Proper Properties

When starting with Spark jobs, one of the most common tasks is to understand how to finetune properties.

It is critical to define the right properties for your job, to avoid it to fail, or to take too long, at the same time you don’t want to be too greedy with the resources of your cluster, some might complain!

The problem

When your codebase grows and you need some tools and you write some decent amount of code, you cannot just rely on an editor to edit the code and launch the job from the command line.

You are probably going to use a proper IDE like Eclipse-Scala or IntelliJ and you are used to hit the run key combination to launch your script.

You might find that your properties are not being taken into account.

Order of Property Precedence

You can set some environment variables for standalone execution by using: (e.g. in spark-env.sh)

SPARK_EXECUTOR_MEMORY=16g

You can also set the spark-defaults.conf:

spark.executor.memory=16g

But these solutions are hardcoded and pretty much static, and you want to have different parameters for different jobs, however, you might want to set up some defaults.

The best approach is to use spark-submit:

spark-submit --executor-memory 16G 

But your problem comes from changing your variables programmatically.

The problem of defining variables programmatically is that some of them need to be defined at startup time if not precedence rules will take over and your changes after the initiation of the job will be ignored.

The amount of memory per executor is looked up when SparkContext is created.

And

once a SparkConf object is passed to Spark, it is cloned and can no longer be modified by the user.
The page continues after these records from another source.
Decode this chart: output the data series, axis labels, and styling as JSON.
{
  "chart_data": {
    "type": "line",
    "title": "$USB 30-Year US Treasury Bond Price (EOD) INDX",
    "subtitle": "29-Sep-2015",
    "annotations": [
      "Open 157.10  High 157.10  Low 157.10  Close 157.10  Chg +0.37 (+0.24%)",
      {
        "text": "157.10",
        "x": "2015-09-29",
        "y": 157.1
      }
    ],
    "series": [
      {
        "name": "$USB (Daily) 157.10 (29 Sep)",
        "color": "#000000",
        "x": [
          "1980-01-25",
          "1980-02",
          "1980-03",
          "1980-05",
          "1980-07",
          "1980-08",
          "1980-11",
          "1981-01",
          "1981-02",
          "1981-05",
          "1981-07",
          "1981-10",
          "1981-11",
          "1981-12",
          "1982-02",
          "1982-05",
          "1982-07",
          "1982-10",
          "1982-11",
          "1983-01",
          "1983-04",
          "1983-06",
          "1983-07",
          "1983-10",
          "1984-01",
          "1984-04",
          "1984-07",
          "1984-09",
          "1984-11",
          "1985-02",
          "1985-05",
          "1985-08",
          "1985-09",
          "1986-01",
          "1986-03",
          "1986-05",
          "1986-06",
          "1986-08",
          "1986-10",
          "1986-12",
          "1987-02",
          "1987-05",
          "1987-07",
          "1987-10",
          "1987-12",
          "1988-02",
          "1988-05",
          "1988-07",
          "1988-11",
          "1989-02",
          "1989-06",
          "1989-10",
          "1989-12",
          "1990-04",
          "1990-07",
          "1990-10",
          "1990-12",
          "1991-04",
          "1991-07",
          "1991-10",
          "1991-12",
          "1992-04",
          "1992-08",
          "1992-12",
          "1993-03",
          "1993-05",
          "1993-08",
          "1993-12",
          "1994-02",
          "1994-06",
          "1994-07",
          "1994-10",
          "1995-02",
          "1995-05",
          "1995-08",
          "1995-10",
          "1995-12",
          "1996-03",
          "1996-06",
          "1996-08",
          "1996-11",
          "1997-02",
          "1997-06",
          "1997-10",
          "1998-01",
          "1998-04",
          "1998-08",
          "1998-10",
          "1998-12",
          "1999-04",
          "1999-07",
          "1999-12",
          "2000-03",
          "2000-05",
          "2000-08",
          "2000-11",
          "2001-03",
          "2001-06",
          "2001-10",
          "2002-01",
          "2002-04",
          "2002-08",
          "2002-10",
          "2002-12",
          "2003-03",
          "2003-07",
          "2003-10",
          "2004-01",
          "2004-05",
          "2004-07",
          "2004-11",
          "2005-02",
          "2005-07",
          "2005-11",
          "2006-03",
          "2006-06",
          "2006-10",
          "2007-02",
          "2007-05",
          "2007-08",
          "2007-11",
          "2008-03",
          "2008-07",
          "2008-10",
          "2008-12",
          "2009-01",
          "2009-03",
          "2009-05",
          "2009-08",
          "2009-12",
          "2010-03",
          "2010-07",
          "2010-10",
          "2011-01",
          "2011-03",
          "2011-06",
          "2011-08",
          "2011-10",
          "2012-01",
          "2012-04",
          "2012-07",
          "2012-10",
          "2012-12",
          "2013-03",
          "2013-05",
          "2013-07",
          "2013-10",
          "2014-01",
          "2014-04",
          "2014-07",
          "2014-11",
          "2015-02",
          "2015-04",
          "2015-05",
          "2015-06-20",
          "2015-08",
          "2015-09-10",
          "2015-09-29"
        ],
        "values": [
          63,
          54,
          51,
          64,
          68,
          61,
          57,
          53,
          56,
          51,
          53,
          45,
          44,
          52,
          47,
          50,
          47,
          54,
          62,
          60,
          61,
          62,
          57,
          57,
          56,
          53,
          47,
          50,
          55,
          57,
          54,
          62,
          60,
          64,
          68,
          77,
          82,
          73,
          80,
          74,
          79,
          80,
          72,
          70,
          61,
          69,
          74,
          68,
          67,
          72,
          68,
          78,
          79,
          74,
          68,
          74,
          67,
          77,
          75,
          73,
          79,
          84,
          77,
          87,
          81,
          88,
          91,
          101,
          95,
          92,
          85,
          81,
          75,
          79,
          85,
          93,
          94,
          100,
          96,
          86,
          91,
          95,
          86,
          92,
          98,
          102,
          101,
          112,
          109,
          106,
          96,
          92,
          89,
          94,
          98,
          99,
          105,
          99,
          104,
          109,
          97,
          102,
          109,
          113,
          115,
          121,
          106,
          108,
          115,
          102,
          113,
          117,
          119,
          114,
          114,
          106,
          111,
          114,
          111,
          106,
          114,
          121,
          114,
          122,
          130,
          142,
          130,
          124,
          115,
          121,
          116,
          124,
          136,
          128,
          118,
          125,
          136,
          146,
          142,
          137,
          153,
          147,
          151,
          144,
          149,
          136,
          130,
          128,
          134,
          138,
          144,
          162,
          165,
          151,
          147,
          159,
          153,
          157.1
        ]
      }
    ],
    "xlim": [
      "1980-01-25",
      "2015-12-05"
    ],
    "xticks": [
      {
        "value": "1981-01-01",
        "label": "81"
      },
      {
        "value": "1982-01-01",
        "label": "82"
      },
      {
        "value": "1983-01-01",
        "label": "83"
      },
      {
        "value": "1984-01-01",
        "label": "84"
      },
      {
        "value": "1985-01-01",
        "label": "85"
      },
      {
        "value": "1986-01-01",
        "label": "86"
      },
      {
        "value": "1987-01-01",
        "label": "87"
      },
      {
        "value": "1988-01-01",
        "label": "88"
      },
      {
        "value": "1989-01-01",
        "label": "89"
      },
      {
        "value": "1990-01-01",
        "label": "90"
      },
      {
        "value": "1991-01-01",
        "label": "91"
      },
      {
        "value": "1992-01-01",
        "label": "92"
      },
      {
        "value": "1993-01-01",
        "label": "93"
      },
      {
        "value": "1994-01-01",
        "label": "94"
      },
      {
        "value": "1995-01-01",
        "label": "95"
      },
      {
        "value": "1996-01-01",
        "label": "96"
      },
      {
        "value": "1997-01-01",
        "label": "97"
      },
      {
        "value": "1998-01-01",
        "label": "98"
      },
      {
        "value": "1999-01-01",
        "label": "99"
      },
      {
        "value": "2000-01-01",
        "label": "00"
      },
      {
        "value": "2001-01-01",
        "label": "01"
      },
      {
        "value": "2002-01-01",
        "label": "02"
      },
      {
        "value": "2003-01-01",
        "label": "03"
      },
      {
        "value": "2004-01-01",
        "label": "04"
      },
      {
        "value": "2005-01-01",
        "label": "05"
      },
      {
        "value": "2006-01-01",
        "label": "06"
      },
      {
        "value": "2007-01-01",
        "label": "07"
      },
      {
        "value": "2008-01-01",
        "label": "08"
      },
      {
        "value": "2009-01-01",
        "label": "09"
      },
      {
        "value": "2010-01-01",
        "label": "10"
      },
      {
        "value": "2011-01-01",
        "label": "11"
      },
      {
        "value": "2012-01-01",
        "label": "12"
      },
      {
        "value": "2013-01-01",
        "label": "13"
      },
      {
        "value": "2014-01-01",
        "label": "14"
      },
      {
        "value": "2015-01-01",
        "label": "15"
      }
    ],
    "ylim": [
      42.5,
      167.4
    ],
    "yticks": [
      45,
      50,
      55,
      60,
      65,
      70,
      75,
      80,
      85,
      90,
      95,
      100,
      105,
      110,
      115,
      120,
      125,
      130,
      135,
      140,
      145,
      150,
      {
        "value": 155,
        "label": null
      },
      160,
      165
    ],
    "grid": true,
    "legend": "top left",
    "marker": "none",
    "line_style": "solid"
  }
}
Spark does not support modifying the configuration at runtime.

See: SparkConf Documentation

You need to change the property before the SparkContext is created, then running your iteration, stopping your SparkContext and changing your variable to iterate again?

import org.apache.spark.{SparkContext, SparkConf}

val conf = new SparkConf.set("spark.executor.memory", "16g")
val sc = new SparkContext(conf)
...
sc.stop()
val conf2 = new SparkConf().set("spark.executor.memory", "24g")
val sc2 = new SparkContext(conf2)

You can debug your configuration using: sc.getConf.toDebugString

See: Spark Configuration

Any values specified as flags or in the properties file will be passed on to the application and merged with those specified through SparkConf. Properties set directly on the SparkConf take highest precedence, then flags passed to spark-submit or spark-shell, then options in the spark-defaults.conf file.

You’ll need to make sure that your variable is not defined with higher precedence.

You need to understand the precedence order:

  • conf/spark-defaults.conf
  • –conf or -c - the command-line option used by spark-submit
  • SparkConf

Just make sure that your properties are all setup before creating the SparkContext, there are some SparkSQL properties that you can change at run-time, lets discuss that in another post.